3. Ou encore, bî ô bî bînyokon tê (Aujourd'hui, aujourd'hui, ce jour pour moi n'a pas son pareil).
4. Ou bien hâ hala tâ ki iyala
promène-toi armé de ton arc et de ton carquois.
5. On raconte qu'elle prenait le cur et le foie du gros gibier qu'abattait son frère dans la brousse et qu'elle les apprêtait pour les servir à celui-ci revenu de la chasse (rapidité prodigieuse attribuée à la puissance magique de Sogolon Kolonkan).
6. Car l'empereur de Sosso l'aurait fait mettre à mort s'il avait soupçonné en lui le futur chef du Manding.
7. La légende dit du maïs, alors inconnu en Afrique.
8. Les fusils étaient évidemment inconnus au Soudan. C'est une adaptation moderne de la légende.
9. Il va de soi que la situation de fortune de la famille du défunt permet d'augmenter ou de diminuer cette somme.
10. Soumangourou avait 300 ou 333 femmes, selon les traditions locales.
11. Faute que les griots chantent en ces termes : « Quand les 300 femmes de Soumangourou faisaient la cuisine, toute l'armée n'en avait j'amais assez ; mais la cuisine de la femme de Fakoli était si abondante qu'il en restait après le repas de l'armée. »
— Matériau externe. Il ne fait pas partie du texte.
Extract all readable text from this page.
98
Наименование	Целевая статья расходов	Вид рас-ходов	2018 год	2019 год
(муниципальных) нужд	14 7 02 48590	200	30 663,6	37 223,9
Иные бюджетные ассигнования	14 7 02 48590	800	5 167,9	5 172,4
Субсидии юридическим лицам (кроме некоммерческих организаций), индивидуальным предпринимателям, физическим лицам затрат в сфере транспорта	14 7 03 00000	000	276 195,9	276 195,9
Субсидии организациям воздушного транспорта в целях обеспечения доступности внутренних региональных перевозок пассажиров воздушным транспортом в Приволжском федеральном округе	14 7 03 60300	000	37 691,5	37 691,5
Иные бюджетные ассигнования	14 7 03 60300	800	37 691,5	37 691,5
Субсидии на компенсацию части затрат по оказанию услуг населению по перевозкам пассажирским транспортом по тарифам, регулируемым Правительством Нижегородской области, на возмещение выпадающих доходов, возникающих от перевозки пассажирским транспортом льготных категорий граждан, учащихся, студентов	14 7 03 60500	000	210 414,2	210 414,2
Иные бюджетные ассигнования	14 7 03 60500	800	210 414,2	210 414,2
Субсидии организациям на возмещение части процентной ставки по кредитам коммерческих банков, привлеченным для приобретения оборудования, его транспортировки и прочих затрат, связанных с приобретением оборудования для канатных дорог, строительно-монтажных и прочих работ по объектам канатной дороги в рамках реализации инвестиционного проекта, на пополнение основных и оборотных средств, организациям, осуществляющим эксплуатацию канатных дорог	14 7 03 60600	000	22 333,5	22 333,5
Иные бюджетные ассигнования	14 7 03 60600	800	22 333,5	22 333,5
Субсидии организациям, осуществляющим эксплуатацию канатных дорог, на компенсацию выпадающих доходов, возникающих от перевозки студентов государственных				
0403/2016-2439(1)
12. Entre Koulikoro et Niamina.
13. Ils peuvent s'insulter et se dire d'autres grossièretés sans suite fâcheuse (parenté à plaisanteries).
14. Après avoir dit :
« Allah ! Si tu ne m'as pas trompé, fais en sorte que je ne sois pas déshonoré par les Peuls. » Et alors toute son armée, dit-on encore, lui-même et sa femme préférée se seraient pétrifiés dans le lit du Sankarani ou au bord de cette rivière.
15. On rapporte qu'un Niassarin ne doit jamais voir ce lieu de la défaite de Soundiata ; tous les Massarin se gardent d'y aller.
16. Ce qui fait passer ce prince pour un être extraordinaire. Il y a là, sans nul doute, une exagération.
17. Comme certains événements antérieurs ou postérieurs au VIIe siècle sont rapportés au temps où vécut le prophète Mahomet.
18. On raconte qu'autrefois, seuls les vieux portaient le nom de Keita, tous les jeunes celui de Konaté. Cette distinction n'existe plus. Les femmes du clan Keita se nomment aussi Souko.
19. On ne sait pourquoi : il y a la comparaison de deux gestes symbolisant la louange et la critique, un chef quel qu'il soit étant sujet à l'approbation et à la désapprobation de ses sujets.